Retrotechtacular: Mechanical Arithmetic For The Masses

Last month we carried a piece looking at the development of the 8-bit home computer market through the lens of the British catalogue retailer Argos and their perennial catalogue of dreams. As an aside, we mentioned that the earliest edition from 1975 contained some of the last mechanical calculators on the market, alongside a few early electronic models. This month it’s worth returning to those devices, because though they are largely forgotten now, they were part of the scenery and clutter of a typical office for most of the century.

The Summa's internals, showing the register on the right and the type wheels on the left.
The Summa’s internals, showing the register on the right and the type wheels on the left.
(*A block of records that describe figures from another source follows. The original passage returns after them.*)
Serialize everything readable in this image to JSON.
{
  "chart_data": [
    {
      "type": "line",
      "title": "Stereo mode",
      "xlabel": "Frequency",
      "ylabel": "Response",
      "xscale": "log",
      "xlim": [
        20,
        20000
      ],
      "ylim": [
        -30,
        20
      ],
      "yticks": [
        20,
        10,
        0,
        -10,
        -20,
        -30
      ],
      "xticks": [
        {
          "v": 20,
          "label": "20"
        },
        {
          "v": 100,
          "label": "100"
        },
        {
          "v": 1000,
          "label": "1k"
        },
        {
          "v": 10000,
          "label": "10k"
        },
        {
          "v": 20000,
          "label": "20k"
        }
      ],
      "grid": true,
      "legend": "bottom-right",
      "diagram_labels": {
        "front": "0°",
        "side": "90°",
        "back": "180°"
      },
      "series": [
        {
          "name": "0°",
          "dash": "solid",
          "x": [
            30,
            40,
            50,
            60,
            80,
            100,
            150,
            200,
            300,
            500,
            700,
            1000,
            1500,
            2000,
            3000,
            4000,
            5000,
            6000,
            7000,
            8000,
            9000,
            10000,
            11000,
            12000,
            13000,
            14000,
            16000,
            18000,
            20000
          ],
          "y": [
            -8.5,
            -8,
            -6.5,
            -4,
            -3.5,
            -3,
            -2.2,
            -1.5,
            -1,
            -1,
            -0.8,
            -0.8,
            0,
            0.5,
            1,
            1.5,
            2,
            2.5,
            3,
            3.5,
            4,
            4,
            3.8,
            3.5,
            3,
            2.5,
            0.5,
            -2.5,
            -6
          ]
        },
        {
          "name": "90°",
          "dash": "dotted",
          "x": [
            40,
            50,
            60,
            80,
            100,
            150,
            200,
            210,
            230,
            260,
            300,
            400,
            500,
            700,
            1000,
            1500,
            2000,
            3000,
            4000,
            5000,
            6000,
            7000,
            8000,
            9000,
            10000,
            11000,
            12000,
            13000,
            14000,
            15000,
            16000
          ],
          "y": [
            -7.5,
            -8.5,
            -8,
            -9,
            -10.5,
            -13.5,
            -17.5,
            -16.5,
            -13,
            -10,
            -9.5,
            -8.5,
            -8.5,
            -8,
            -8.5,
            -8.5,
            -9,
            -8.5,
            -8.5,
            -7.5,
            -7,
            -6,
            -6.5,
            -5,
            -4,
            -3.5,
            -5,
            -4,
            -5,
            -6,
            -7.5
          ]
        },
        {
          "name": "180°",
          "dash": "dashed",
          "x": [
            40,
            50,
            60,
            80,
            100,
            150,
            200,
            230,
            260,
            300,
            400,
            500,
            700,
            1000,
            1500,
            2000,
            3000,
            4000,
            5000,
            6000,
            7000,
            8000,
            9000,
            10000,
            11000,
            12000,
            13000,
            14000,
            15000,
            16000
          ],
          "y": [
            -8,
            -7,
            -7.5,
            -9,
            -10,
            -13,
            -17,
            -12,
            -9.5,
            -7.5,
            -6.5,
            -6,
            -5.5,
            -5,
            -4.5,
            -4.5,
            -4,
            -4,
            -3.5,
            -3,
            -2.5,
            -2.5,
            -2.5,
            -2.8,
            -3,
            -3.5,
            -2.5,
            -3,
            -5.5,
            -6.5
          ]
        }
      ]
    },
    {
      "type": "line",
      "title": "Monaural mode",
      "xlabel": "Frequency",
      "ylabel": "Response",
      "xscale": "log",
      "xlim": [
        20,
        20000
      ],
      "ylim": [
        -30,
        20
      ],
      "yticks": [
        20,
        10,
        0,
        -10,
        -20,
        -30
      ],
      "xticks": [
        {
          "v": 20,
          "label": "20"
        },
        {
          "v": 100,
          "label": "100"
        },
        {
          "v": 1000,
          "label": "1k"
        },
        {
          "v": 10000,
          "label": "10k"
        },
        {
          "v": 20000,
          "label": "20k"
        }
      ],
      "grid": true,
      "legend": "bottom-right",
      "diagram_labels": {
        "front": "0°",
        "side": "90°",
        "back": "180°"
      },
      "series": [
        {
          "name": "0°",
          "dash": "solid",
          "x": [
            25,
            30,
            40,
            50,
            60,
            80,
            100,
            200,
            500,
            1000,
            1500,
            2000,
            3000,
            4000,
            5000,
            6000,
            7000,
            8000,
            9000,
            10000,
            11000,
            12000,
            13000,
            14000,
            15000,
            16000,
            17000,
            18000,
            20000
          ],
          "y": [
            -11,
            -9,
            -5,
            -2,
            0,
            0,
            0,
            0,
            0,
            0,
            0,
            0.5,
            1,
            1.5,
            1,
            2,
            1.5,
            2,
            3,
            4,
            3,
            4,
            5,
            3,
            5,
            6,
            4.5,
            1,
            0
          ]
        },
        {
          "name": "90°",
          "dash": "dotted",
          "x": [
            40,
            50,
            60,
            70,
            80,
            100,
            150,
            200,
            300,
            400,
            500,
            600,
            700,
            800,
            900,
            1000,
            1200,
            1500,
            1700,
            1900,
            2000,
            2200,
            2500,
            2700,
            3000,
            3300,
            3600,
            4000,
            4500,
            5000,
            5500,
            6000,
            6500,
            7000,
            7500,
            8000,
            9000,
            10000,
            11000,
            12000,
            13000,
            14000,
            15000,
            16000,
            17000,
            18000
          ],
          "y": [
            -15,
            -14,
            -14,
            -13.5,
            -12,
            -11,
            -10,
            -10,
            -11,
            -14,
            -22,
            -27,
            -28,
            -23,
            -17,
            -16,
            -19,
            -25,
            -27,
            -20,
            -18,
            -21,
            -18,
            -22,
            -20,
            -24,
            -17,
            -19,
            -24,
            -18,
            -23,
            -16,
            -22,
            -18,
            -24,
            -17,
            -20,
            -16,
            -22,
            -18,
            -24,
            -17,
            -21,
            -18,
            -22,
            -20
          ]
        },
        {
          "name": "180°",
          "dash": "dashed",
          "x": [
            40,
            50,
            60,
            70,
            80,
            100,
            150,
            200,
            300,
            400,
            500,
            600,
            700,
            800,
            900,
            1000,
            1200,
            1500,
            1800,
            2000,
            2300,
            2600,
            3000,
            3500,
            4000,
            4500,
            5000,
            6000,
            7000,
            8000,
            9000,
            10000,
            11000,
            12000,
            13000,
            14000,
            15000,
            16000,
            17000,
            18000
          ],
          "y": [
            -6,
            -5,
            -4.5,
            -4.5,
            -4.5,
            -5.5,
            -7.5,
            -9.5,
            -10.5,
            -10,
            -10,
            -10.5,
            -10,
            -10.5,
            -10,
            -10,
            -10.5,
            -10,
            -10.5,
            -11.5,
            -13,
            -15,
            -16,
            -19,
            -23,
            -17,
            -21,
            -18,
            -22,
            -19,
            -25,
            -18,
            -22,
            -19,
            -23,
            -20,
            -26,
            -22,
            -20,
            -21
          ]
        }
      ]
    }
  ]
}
Somewhere in storage I have one of the models featured in the catalogue, an Olivetti Summa Prima. I happened upon it in a dumpster as a teenager looking for broken TVs to scavenge for parts, cut down a pair of typewriter ribbon reels to fit it, and after playing with it for a while added it to my store of random tech ephemera. It’s a compact and stylish desktop unit from about 1970, on its front is a numerical keypad, top is a printer with a holder for a roll of receipt paper and a typewriter-style rubber roller, while on its side is a spring-loaded handle from which it derives its power. It can do simple addition and subtraction in the old British currency units, and operating it is a simple case of punching in a number, pulling the handle, and watching the result spool out on the paper tape. Its register appears to be a set of rotors advanced or retarded by the handle for either addition or subtraction, and its printing is achieved by a set of print bars sliding up to line the correct number with the inked ribbon. For me in 1987 with my LCD Casio Scientific it was an entertaining mechanical curiosity, but for its operators twenty years earlier it must have represented a significant time saving.

The history of mechanical calculators goes back over several hundred years to Blaise Pascal in the 17th century, and over that time they evolved through a series of inventions into surprisingly sophisticated machines that were capable of handling financial complications surprisingly quickly. The Summa was one of the last machines available in great numbers, and even as it was brought to market in the 1960s its manufacturer was also producing one of the first desktop-sized computers. Its price in that 1975 Argos catalogue is hardly cheap but around the same as an electronic equivalent, itself a minor miracle given how many parts it contains and how complex it must have been to manufacture.

We’ve put two Summa Prima videos below the break. T.the first is a contemporary advert for the machine, and the second is a modern introduction to the machine partially narrated by a Brazilian robot, so consider translated subtitles. In that second video you can see something of its internals as the bare mechanism is cranked over for the camera and some of the mechanical complexity of the device becomes very obvious. It might seem odd to pull a obsolete piece of office machinery from a dumpster and hang onto it for three decades, but I’m very glad indeed that a 1980s teenage me did so. You’re probably unlikely to stumble upon one in 2019, but should you do so it’s a device that’s very much worth adding to your collection.